A quell’ora, per quella via deserta, lì vicino al gran tempio e coi pensieri ancora in mente, ch’esso mi aveva suscitati, l’apparizione di questo ubriaco e il suo strano consiglio amorevole e filosoficamente pietoso, m’intronarono: restai non so per quanto tempo a seguir con gli occhi quell’uomo, poi sentii quel mio sbalordimento rompersi, quasi, in una folle risata.

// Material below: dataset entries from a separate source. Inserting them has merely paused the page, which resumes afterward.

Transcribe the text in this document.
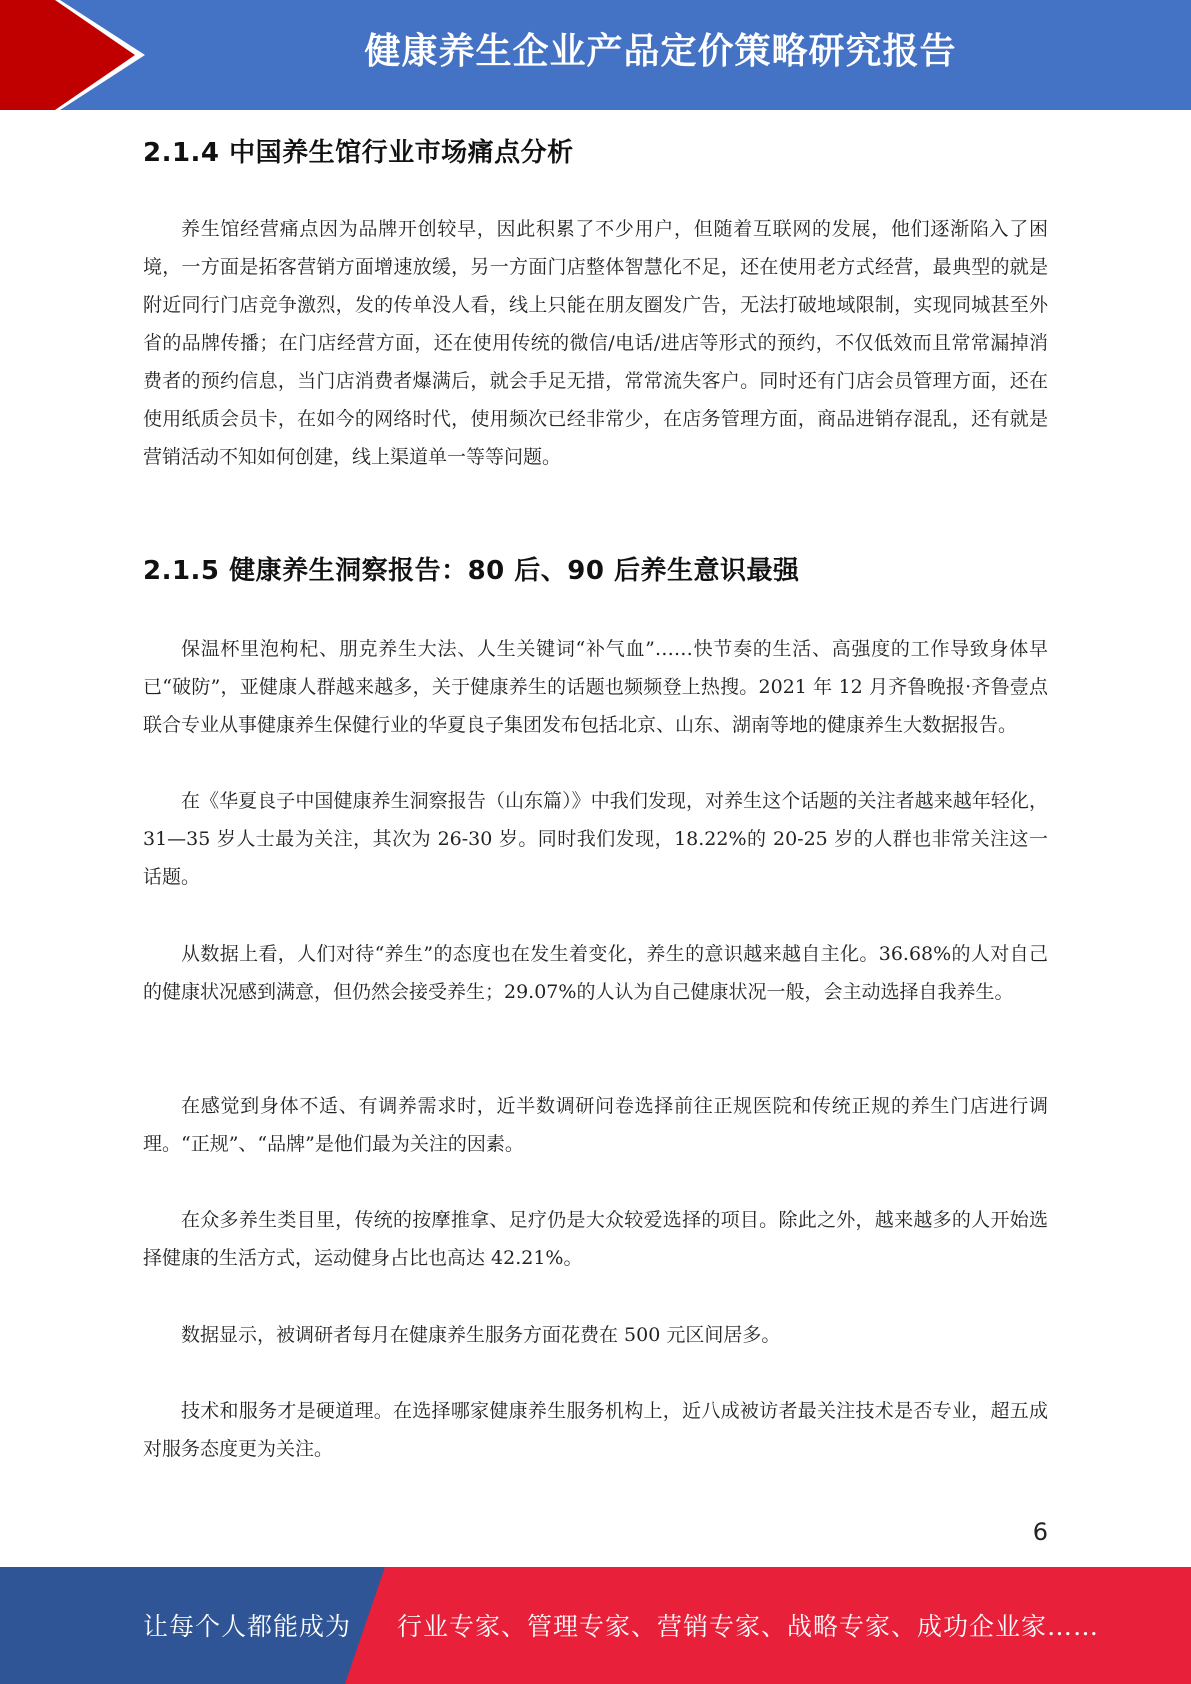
健康养生企业产品定价策略研究报告
2.1.4 中国养生馆行业市场痛点分析

养生馆经营痛点因为品牌开创较早，因此积累了不少用户，但随着互联网的发展，他们逐渐陷入了困境，一方面是拓客营销方面增速放缓，另一方面门店整体智慧化不足，还在使用老方式经营，最典型的就是附近同行门店竞争激烈，发的传单没人看，线上只能在朋友圈发广告，无法打破地域限制，实现同城甚至外省的品牌传播；在门店经营方面，还在使用传统的微信/电话/进店等形式的预约，不仅低效而且常常漏掉消费者的预约信息，当门店消费者爆满后，就会手足无措，常常流失客户。同时还有门店会员管理方面，还在使用纸质会员卡，在如今的网络时代，使用频次已经非常少，在店务管理方面，商品进销存混乱，还有就是营销活动不知如何创建，线上渠道单一等等问题。

2.1.5 健康养生洞察报告：80 后、90 后养生意识最强

保温杯里泡枸杞、朋克养生大法、人生关键词“补气血”……快节奏的生活、高强度的工作导致身体早已“破防”，亚健康人群越来越多，关于健康养生的话题也频频登上热搜。2021 年 12 月齐鲁晚报·齐鲁壹点联合专业从事健康养生保健行业的华夏良子集团发布包括北京、山东、湖南等地的健康养生大数据报告。

在《华夏良子中国健康养生洞察报告（山东篇）》中我们发现，对养生这个话题的关注者越来越年轻化，31—35 岁人士最为关注，其次为 26-30 岁。同时我们发现，18.22%的 20-25 岁的人群也非常关注这一话题。

从数据上看，人们对待“养生”的态度也在发生着变化，养生的意识越来越自主化。36.68%的人对自己的健康状况感到满意，但仍然会接受养生；29.07%的人认为自己健康状况一般，会主动选择自我养生。

在感觉到身体不适、有调养需求时，近半数调研问卷选择前往正规医院和传统正规的养生门店进行调理。“正规”、“品牌”是他们最为关注的因素。

在众多养生类目里，传统的按摩推拿、足疗仍是大众较爱选择的项目。除此之外，越来越多的人开始选择健康的生活方式，运动健身占比也高达 42.21%。

数据显示，被调研者每月在健康养生服务方面花费在 500 元区间居多。

技术和服务才是硬道理。在选择哪家健康养生服务机构上，近八成被访者最关注技术是否专业，超五成对服务态度更为关注。

6
让每个人都能成为 行业专家、管理专家、营销专家、战略专家、成功企业家……
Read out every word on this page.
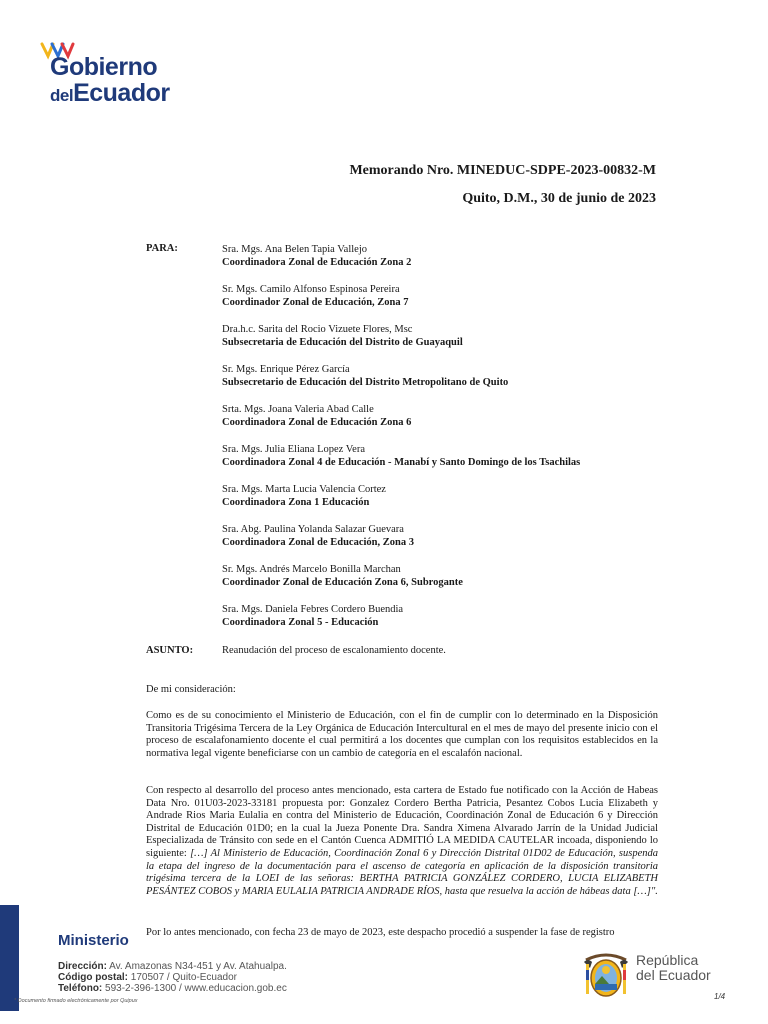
Gobierno
delEcuador
Memorando Nro. MINEDUC-SDPE-2023-00832-M
Quito, D.M., 30 de junio de 2023
PARA:	Sra. Mgs. Ana Belen Tapia Vallejo
Coordinadora Zonal de Educación Zona 2
Sr. Mgs. Camilo Alfonso Espinosa Pereira
Coordinador Zonal de Educación, Zona 7
Dra.h.c. Sarita del Rocio Vizuete Flores, Msc
Subsecretaria de Educación del Distrito de Guayaquil
Sr. Mgs. Enrique Pérez García
Subsecretario de Educación del Distrito Metropolitano de Quito
Srta. Mgs. Joana Valeria Abad Calle
Coordinadora Zonal de Educación Zona 6
Sra. Mgs. Julia Eliana Lopez Vera
Coordinadora Zonal 4 de Educación - Manabí y Santo Domingo de los Tsachilas
Sra. Mgs. Marta Lucia Valencia Cortez
Coordinadora Zona 1 Educación
Sra. Abg. Paulina Yolanda Salazar Guevara
Coordinadora Zonal de Educación, Zona 3
Sr. Mgs. Andrés Marcelo Bonilla Marchan
Coordinador Zonal de Educación Zona 6, Subrogante
Sra. Mgs. Daniela Febres Cordero Buendia
Coordinadora Zonal 5 - Educación
ASUNTO:	Reanudación del proceso de escalonamiento docente.
De mi consideración:
Como es de su conocimiento el Ministerio de Educación, con el fin de cumplir con lo determinado en la Disposición Transitoria Trigésima Tercera de la Ley Orgánica de Educación Intercultural en el mes de mayo del presente inicio con el proceso de escalafonamiento docente el cual permitirá a los docentes que cumplan con los requisitos establecidos en la normativa legal vigente beneficiarse con un cambio de categoría en el escalafón nacional.
Con respecto al desarrollo del proceso antes mencionado, esta cartera de Estado fue notificado con la Acción de Habeas Data Nro. 01U03-2023-33181 propuesta por: Gonzalez Cordero Bertha Patricia, Pesantez Cobos Lucia Elizabeth y Andrade Rios Maria Eulalia en contra del Ministerio de Educación, Coordinación Zonal de Educación 6 y Dirección Distrital de Educación 01D0; en la cual la Jueza Ponente Dra. Sandra Ximena Alvarado Jarrín de la Unidad Judicial Especializada de Tránsito con sede en el Cantón Cuenca ADMITIÓ LA MEDIDA CAUTELAR incoada, disponiendo lo siguiente: […] Al Ministerio de Educación, Coordinación Zonal 6 y Dirección Distrital 01D02 de Educación, suspenda la etapa del ingreso de la documentación para el ascenso de categoría en aplicación de la disposición transitoria trigésima tercera de la LOEI de las señoras: BERTHA PATRICIA GONZÁLEZ CORDERO, LUCIA ELIZABETH PESÁNTEZ COBOS y MARIA EULALIA PATRICIA ANDRADE RÍOS, hasta que resuelva la acción de hábeas data […]".
Por lo antes mencionado, con fecha 23 de mayo de 2023, este despacho procedió a suspender la fase de registro
Ministerio
Dirección: Av. Amazonas N34-451 y Av. Atahualpa.
Código postal: 170507 / Quito-Ecuador
Teléfono: 593-2-396-1300 / www.educacion.gob.ec
* Documento firmado electrónicamente por Quipux
República
del Ecuador
1/4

«Allegro! Sì, caro. Ma io non posso andare in una taverna come te, a cercar l’allegria, che tu mi consigli, in fondo a un bicchiere. Non ce la saprei trovare io lì, purtroppo! Ne so trovarla altrove! Io vado al caffè, mio caro, tra gente per bene, che fuma e ciarla di politica. Allegri tutti, anzi felici, noi potremmo essere a un sol patto, secondo un avvocatino imperialista che frequenta il mio caffè: a patto d’esser governati da un buon re assoluto. Tu non le sai, povero ubriaco filosofo, queste cose; non ti passano neppure per la mente. Ma la causa vera di tutti i nostri mali, di questa tristezza nostra, sai qual’è? La democrazia, mio caro, la democrazia, cioè il governo della maggioranza. Perché, quando il potere è in mano d’uno solo, quest’uno sa d’esser uno e di dover contentare molti; ma quando i molti governano, pensano soltanto a contentar se stessi, e si ha allora la tirannia più balorda e più odiosa: la tirannia mascherata da libertà. Ma sicuramente! Oh perché credi che soffra io? Io soffro appunto per questa tirannia mascherata da libertà… Torniamo a casa!»